In my math course I was told the following
Let $f$ be a function defined on $[a;b] \subset \mathbb{R}$
We partition this interval in $n$ smaller intervals :
$$[x_0,x_1],[x_1,x_2]...[x_i,x_{i+1}],[x_{n-1},x_n]$$
we define $h$ the length of these intervals : $$h=\frac{b-a}{n}$$
then $$x_n=a+nh$$
It is also clear that when $n$ tends to $+ \infty$, $h$ tends to 0
$hf(x_i)$
is the area of a rectangle under a curve drawn above the text
We define $S_n=\sum_{i=0}^{n-1} h f(x_i)$$
then we say that $f$ is integrable if
$$\exists ! l=\lim_{n\to \infty} S_n \in \mathbb{R}$$
and we represent this as $$l=\int_a^b f(x) dx $$
We admitted that
1. all continuous functions are integrable
2. $f\geq g \implies \int_a^b f(x) dx \geq \int_a^b g(x) dx \, f,g $ are integrable functions on this interval
3. $\int_a^b f(x) dx + \int_b^c f(x) dx = \int_a^c f(x) dx $
Can anyone help me proving these properties ?

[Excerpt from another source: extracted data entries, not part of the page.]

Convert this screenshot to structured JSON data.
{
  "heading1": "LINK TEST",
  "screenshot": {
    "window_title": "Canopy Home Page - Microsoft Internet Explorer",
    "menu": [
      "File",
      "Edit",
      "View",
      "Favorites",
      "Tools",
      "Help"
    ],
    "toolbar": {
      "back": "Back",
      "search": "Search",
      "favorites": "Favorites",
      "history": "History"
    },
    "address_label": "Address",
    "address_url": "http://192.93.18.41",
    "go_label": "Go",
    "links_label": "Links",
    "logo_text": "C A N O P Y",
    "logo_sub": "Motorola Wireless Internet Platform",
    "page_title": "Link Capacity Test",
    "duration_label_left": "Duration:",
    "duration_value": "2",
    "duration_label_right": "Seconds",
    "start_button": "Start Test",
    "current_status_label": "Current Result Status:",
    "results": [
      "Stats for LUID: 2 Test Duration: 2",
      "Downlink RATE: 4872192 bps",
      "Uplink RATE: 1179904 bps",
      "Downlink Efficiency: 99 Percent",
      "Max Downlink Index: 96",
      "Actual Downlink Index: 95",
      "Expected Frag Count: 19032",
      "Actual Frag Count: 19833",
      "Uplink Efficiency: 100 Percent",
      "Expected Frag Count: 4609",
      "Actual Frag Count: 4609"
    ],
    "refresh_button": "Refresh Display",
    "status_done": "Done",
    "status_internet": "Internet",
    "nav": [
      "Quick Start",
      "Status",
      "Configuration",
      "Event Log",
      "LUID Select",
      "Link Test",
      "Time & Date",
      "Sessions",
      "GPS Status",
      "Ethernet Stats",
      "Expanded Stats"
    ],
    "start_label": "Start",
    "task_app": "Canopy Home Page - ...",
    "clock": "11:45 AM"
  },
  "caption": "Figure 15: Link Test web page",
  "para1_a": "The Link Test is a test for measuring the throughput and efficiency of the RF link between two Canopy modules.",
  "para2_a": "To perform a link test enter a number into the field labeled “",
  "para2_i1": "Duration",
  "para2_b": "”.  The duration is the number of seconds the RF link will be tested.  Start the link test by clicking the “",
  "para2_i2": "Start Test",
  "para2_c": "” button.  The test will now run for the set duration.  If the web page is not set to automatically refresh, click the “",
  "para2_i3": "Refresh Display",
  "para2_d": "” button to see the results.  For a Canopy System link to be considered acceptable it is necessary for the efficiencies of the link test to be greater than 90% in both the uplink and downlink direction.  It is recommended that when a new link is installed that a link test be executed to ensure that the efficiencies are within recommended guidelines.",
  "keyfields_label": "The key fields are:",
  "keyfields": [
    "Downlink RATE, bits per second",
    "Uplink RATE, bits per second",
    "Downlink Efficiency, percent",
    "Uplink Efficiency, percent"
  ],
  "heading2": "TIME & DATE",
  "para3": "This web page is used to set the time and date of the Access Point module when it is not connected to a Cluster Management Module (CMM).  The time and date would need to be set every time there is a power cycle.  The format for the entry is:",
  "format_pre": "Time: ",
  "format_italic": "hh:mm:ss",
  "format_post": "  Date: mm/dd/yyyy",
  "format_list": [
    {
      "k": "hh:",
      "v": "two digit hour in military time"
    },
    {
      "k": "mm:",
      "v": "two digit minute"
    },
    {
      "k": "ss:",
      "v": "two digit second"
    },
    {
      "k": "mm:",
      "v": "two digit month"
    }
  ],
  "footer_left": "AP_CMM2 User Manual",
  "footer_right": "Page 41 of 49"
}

I'm stuck after the epsilon definition of the limit.
Thanks
Tom
Let $f$ and $g {\in}R[a,b]$ .Let $p$ be a partition such that $P=[X0,X1],.......[Xn-1,Xn]$. Suppose $X_0=a$ and $X_n=b$.let $f$ and $g$ continuous and $f≥g$ then $g(x)-F(x)≤0$ so $g(x)-f(x) \in R[a, b]$ then ${\int_a^b(g(x)-f(x)}={\int_a^{X1}(g(x)-f(x))+\int_X1^{X2}(g(x)-f(x))...........\int_Xn-1^b(g(x)) -f(x))} ≤ 0(b-a)$ so $\int_{a}^{X_1}(g) + \int_{x_1}^{x_2}(g)+.......+ \int_{x_n-1}^{b}(g) - \int_{a}^{X_1}(f) \int_{x_1}^{x_2}(f)+........+ \int_{x_n-1}^{b}(f)) \le 0$ so ${\int _a^b(g) -\int_a^b(f) ≤0}$